Export-Import Bank Wins Reauthorization in House, Will Senate Follow Suit?

Export-Import Bank Wins Reauthorization in House, Will Senate Follow Suit?

Despite opposition from some of the top Republican leaders in the House, the Export-Import Bank was firmly reauthorized in the House today.  The next stop is the Senate, where its fate is uncertain though supporters are optimistic.

The House voted 313-118 today to reauthorize the Bank following two procedural votes today and yesterday that passed by closer margins.   Debate today was intense, with Republicans including Rep. Paul Ryan (R-WI), who is expected to become Speaker of the House later this week, castigating the bank as “crony capitalism.”

The Bank has not been able to issue new loans since its authorization expired on June 30.  An attempt to reauthorize the Bank in July also failed.

Created in 1934, the Bank needs to be periodically reauthorized, a step taken with little notice until recently.  The Bank helps provide financing for U.S. exports, including
communications satellites, for example.  The Aerospace Industries
Association (AIA) and the Satellite Industry Association are among its
supporters.  Orbital ATK President and CEO David Thompson repeated today during an investors conference call on the company’s third quarter results that it lost a satellite manufacturing contract because of the hiatus in Ex-Im financing.

Some conservative Republicans and liberal Democrats oppose the Bank on the grounds that it is a government subsidy — corporate welfare for a few big companies like Boeing and General Electric — while others hail the Bank as an important jobs creator by facilitating U.S. exports.
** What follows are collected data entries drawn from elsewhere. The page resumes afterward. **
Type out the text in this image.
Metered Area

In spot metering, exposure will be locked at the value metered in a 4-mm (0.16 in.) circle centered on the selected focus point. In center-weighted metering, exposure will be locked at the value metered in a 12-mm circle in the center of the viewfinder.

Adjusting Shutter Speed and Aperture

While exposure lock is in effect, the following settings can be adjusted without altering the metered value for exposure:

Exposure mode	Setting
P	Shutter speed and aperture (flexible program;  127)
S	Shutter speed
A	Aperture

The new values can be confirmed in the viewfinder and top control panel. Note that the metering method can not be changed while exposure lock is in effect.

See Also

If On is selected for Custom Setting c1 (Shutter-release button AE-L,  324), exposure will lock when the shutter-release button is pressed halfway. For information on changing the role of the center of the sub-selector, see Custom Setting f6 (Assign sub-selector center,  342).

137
Supporters have consistently argued that a majority of the House supports the Bank, but Republican leaders have not allowed the issue to be voted on by the full House.  Instead, the bill to reauthorize the Bank has been held in the House Financial Services Committee, chaired by Rep. Jeb Hensarling (R-TX) who opposes the Bank. The bill only reached the floor for a vote today because another Republican, Rep. Steve Fincher (R-TN), employed a rarely-used parliamentary procedure called a discharge petition to get it out of committee.
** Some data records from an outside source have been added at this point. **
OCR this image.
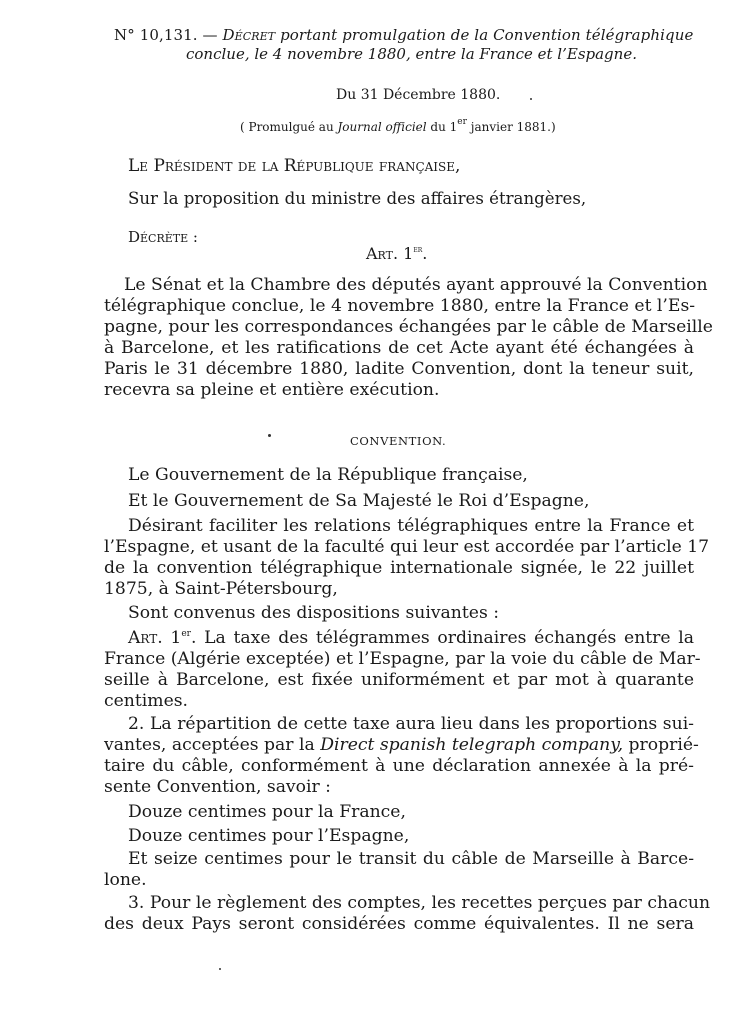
N° 10,131. — Décret portant promulgation de la Convention télégraphique
conclue, le 4 novembre 1880, entre la France et l’Espagne.
Du 31 Décembre 1880.
( Promulgué au Journal officiel du 1er janvier 1881.)
Le Président de la République française,
Sur la proposition du ministre des affaires étrangères,
Décrète :
Art. 1er.
Le Sénat et la Chambre des députés ayant approuvé la Convention
télégraphique conclue, le 4 novembre 1880, entre la France et l’Es-
pagne, pour les correspondances échangées par le câble de Marseille
à Barcelone, et les ratifications de cet Acte ayant été échangées à
Paris le 31 décembre 1880, ladite Convention, dont la teneur suit,
recevra sa pleine et entière exécution.
CONVENTION.
Le Gouvernement de la République française,
Et le Gouvernement de Sa Majesté le Roi d’Espagne,
Désirant faciliter les relations télégraphiques entre la France et
l’Espagne, et usant de la faculté qui leur est accordée par l’article 17
de la convention télégraphique internationale signée, le 22 juillet
1875, à Saint-Pétersbourg,
Sont convenus des dispositions suivantes :
Art. 1er. La taxe des télégrammes ordinaires échangés entre la
France (Algérie exceptée) et l’Espagne, par la voie du câble de Mar-
seille à Barcelone, est fixée uniformément et par mot à quarante
centimes.
2. La répartition de cette taxe aura lieu dans les proportions sui-
vantes, acceptées par la Direct spanish telegraph company, proprié-
taire du câble, conformément à une déclaration annexée à la pré-
sente Convention, savoir :
Douze centimes pour la France,
Douze centimes pour l’Espagne,
Et seize centimes pour le transit du câble de Marseille à Barce-
lone.
3. Pour le règlement des comptes, les recettes perçues par chacun
des deux Pays seront considérées comme équivalentes. Il ne sera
Despite the fractious debate today where Hensarling, Ryan and House Majority Leader Keven McCarthy (R-CA) were among the party leaders lambasting the Bank, 127 Republicans voted in favor of reauthorization.   They joined 186 Democrats supporting the Bank, while 117 Republicans and 1 Democrat (Alan Grayson of Florida) voted against it.
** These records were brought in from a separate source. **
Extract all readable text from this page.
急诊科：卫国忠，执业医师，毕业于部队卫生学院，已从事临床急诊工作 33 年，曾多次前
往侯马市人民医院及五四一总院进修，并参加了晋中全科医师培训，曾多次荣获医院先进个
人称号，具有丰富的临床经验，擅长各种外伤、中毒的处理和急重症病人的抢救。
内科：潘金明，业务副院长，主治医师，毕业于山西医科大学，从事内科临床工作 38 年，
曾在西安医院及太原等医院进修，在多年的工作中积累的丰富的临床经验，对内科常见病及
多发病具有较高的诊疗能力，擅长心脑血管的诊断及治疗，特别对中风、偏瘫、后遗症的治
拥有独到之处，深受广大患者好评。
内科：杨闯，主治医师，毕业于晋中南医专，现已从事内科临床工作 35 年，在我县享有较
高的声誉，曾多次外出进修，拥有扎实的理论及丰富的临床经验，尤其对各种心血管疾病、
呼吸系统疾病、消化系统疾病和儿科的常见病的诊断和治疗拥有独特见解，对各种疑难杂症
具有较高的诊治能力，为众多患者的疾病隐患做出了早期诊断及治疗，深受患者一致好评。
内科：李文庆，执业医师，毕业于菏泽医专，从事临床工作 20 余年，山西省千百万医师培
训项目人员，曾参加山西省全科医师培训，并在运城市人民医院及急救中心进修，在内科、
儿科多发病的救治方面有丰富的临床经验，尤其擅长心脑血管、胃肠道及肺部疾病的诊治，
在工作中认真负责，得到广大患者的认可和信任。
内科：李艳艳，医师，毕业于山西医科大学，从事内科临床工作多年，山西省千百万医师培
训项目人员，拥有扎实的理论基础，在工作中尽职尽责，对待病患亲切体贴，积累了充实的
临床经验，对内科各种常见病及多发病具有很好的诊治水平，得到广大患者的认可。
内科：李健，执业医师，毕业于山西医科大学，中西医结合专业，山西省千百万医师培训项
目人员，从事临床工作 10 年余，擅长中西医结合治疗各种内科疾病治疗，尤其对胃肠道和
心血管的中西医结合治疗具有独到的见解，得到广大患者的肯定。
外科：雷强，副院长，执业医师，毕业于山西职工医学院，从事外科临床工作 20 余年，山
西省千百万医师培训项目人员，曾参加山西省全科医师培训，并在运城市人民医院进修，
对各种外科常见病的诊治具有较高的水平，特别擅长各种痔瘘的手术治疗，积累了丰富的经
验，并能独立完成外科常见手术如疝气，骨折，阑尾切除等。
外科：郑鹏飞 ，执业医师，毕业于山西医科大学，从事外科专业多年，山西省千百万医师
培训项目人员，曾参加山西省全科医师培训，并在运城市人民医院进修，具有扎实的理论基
AIA issued a statement this evening praising the House action.  Asserting that U.S. companies have lost three satellite orders since the Bank’s authorization lapsed, AIA urged the House and Senate “to join in a cooperative, bipartisan spirit” to put it back in business.

It is now up to the Senate to act.  The House passed a stand-alone bill, H.R. 597, but Senate Majority Leader Mitch McConnell (R-KY) insists that he will not take up such a bill on its own, only as part of other legislation.  The Senate voted in July to approve reauthorization as part of legislation to continue spending from the Highway Trust Fund.  In that case, the House refused to bring the Senate bill to the floor and instead passed a separate Highway Trust Fund bill without the Ex-Im Bank provision.  Due to timing constraints, the Senate was forced to agree.

Bank supporters are optimistic that the Senate will agree to reauthorize the Bank this week.  One possible legislative vehicle is the latest Highway Trust Fund extension, which also passed the House today.   The extension that passed this summer was only through October 29.

House Speaker John Boehner (R-OH) is trying to clear the decks for his
presumptive successor, Ryan, before he leaves on Friday. Passing the Highway Trust Fund extension, the Ex-Im Bank reauthorization, and getting a deal to raise the debt limit and fund the government beyond December 11 when the current Continuing Resolution (CR) expires are all his to-do list.  It looks as though he may have the first two of those completed and a debt limit/budget deal was announced very early this morning though it has yet to pass either the House or Senate.